A smart move, a dim one
‘Outsourced’ works, but ‘$#*! My Dad Says’ should have stayed on Twitter.
One thing connects the protagonists of the comedies “$#*! My Dad Says” and “Outsourced,” premiering Thursday on CBS and NBC, respectively: They owe money on student loans, which limits their life choices to moving in with Dad, in the first instance, and moving to India, in the second. Otherwise, these series are as different as tomatoes and ketchup, with the distinction that both tomatoes and ketchup are good, but one of these shows is not.
“Outsourced” (which I think of as the tomato in the simile above) is a cross-cultural fish-out-of-water/ gang-of-losers tale that joins NBC’s Thursday night institutional comedy block.

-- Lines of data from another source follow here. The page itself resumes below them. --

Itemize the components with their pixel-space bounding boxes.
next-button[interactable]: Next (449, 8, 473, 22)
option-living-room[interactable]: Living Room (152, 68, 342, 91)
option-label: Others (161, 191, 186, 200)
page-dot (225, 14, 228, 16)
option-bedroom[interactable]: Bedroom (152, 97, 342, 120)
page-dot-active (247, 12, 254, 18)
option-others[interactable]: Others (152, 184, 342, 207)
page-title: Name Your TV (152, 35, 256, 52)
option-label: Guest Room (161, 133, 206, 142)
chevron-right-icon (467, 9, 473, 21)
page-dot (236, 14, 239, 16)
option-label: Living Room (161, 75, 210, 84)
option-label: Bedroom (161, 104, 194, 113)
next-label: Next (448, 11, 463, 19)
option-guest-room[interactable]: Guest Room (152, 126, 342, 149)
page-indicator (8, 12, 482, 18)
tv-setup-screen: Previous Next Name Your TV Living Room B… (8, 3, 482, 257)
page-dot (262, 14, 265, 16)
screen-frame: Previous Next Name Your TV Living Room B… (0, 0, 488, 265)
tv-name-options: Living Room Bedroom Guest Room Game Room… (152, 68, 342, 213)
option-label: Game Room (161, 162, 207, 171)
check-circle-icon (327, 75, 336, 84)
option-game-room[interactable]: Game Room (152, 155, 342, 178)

Based on a 2006 independent film by John Jeffcoat, who is on board for the series as well, it concerns Todd (Ben Rappaport, new to the medium), a salesman for a Kansas City novelty company who is packed off to the subcontinent to head their newly outsourced call center and school the people of Mumbai in the art of selling foam cheeseheads, toilet-shaped coffee mugs and various plastic excrescences.
I approached with trepidation — you walk a fine, slippery line when you contrive to build a comedy around People Who Talk Funny and lampoon, from a superpower’s perspective, a foreign culture. But “Outsourced” seems to me the most deftly realized sitcom of the new season. It is no closer to reality than any of its Thursday night neighbors (Ken Kwapis, of “The Office” and other good things, developed it and directed the pilot), but it has a top-flight cast, characters who show you who they are rather than telling you, smart writing, sure rhythms and a cheerful attitude.
William Shatner, who has most always played comedy whether or not he was playing in a comedy, has beamed down into a standard three-camera sitcom, “$#*! My Dad Says,” based on a Twitter feed (!) by Justin Halpern, who also co-created the series. The opener, in which Halpern’s flat-broke alter ego, Henry (Jonathan Sadowski), comes home to San Diego, has been substantially revised from the original pilot but not improved, only made more sentimental.
Shatner’s Ed is hardly the first difficult dad of television. (Redd Foxx, Jerry Stiller, we could go on.) Old folks speaking uncomfortable truths, talking dirty, riding on motorcycles — such things have long been considered comic dynamite. Oddly, at 79, Shatner comes across as too energetic and youthful even for the 72year-old he’s playing. The bigger problem is that he’s given nothing to do or say worth the doing or saying. He gets better mileage from a Priceline commercial.
Now, if you’ll excuse me, I’m off to register “$#*! My Cat Says.” I think that $#*! could turn into something.